Document Type

Dissertation

Date of Award

1977

Keywords

Etching, England, History, Landscape drawing

Degree Name

Doctor of Philosophy (PhD)

Department

Art History

First Advisor

Albert Boime

Second Advisor

Kenneth C. Lindsay

Third Advisor

Gabriel P. Weisberg

Subject Heading(s)

Landscapes in art--England ; Etching, British ; Printing--England--History

Abstract

Books on prints fall into two distinct categories: connoisseurship and instructional manuals devoted to techniques and methods. More than in any other area of art historical investigation, the study of prints has relied upon the distinction between subject matter and technical treatment. In the past this arbitrary distinction rarely permitted the intimate combination of theme and treatment for the study of a print as an integrated object. In printmaking, unlike oil painting, representational accuracy cannot be measured by a standard of “perfection of illusion.” The printmaker must consciously employ symbols or conventions of drawing. Printmaking, like poetry, may be said to be based upon the distance or disparity of form and expression through an understanding of the symbolic language of the print we are able to come to grips with that disparity and understand the print as a whole work of art.

By the early twentieth century the tradition of English landscape etching had faded. Interest in etching had been, primarily, focused on the work of Rembrandt and nineteenth-century printmakers; landscape prints of the seventeenth century were all but forgotten. This dissertation shows that the roots of etching in England reach back to the sixteenth century. By 1585 the first examples of landscape prints were produced in England but for some unexplained reason landscape etchers, unlike English engravers, mezzotinters, and aquatinters, have been ignored by art historians. Consequently, it was with surprise that, in discovering the work of these etchers, such a large corpus of material was brought to light.

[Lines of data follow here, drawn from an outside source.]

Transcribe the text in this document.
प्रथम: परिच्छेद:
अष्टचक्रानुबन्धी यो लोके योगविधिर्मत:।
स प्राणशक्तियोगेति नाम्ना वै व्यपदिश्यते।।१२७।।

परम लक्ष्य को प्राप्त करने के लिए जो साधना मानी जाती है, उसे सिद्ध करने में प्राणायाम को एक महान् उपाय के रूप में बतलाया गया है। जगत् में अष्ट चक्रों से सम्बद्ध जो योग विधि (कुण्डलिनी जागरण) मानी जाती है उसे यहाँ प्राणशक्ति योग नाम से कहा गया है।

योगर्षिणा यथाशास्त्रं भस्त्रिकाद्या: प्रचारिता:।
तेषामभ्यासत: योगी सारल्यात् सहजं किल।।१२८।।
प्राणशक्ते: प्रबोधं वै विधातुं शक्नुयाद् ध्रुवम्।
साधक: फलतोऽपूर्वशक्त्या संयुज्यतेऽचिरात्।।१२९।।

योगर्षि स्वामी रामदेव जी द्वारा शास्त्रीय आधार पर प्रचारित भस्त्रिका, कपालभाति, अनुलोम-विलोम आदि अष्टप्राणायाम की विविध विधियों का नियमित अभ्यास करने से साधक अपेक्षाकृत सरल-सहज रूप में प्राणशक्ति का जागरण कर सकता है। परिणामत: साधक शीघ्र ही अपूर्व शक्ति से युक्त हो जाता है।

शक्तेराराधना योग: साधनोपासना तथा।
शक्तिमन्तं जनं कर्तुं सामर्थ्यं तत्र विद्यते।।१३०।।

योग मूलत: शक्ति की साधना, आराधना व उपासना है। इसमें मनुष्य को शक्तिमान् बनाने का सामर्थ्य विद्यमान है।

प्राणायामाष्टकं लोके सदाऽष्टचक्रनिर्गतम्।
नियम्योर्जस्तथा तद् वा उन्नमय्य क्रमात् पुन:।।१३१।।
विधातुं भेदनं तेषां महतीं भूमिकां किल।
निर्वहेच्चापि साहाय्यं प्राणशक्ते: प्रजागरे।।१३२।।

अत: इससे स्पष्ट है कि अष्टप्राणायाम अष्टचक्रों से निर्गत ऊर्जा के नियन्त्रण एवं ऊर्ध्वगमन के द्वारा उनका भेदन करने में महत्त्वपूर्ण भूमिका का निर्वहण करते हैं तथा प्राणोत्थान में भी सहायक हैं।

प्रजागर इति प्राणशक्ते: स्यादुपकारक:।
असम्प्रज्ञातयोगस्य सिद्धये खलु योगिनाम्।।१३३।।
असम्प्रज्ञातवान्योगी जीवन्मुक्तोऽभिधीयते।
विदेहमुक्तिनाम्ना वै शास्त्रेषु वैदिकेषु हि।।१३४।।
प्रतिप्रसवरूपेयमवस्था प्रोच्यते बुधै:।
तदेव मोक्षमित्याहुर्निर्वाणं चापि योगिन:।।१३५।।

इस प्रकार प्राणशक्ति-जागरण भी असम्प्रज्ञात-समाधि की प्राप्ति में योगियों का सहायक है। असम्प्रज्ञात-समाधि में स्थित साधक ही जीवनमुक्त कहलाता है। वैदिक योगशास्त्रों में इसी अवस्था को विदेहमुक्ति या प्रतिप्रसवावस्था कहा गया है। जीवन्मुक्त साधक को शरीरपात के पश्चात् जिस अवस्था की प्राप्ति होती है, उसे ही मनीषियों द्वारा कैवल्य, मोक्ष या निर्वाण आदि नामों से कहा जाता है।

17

The examination of landscape etching in England gives us important evidence of the seminal role that Dutch seventeenth-century art played in the development of the English landscape style. This dissertation documents the early work by immigrant artists who imported landscape art from the Low-lands to England. The landscape prints by the Dutch seventeenth-century artists were an important precedent for English artists who used these landscapes as models of technique and composition. In these landscapes English artists of the seventeenth and eighteenth centuries found a storehouse of ideas and techniques which they employed almost indiscriminately without regard for the topography of the scene: English artists were stimulated by “foreign” scenes and it made little difference if the scene was of Italy, the Alps, or the Low-lands. The study of Dutch artists who worked in England (and the Dutch art imported into England) permits a reexamination of certain aspects of English art. Dutch art preceded the importation of Italianate art which can no longer be thought of as the prime stimulus for the English school of landscape painting. The art of George Robertson, Richard Byron, Charles Bretherton, John Clerk of Eldin shows the pervasive impact of Dutch art in the eighteenth century so the “renaissance” of interest in Dutch seventeenth-century art by nineteenth-century artists can also be reinterpreted.

In seventeenth-century England the romantic had been redefined as a fascination with an attitude towards the foreign and the exotic. The aesthetic theories of the landscape of the eighteenth century, especially those by Edmund Burke and Reverend William Gilpin, did not introduce new attitudes towards the landscape but rather served to define and formalize the aesthetic qualities that had been evident in landscape prints of the seventeenth and early eighteenth centuries.

One of the tasks of this dissertation will be the examination of landscape prints in relation to sociological and cultural conditions that are reflected by their purchase. It is hoped that the main emphasis of this study, the emergence of landscape etching, will shed important light on the development of an English style prior to the industrial revolution.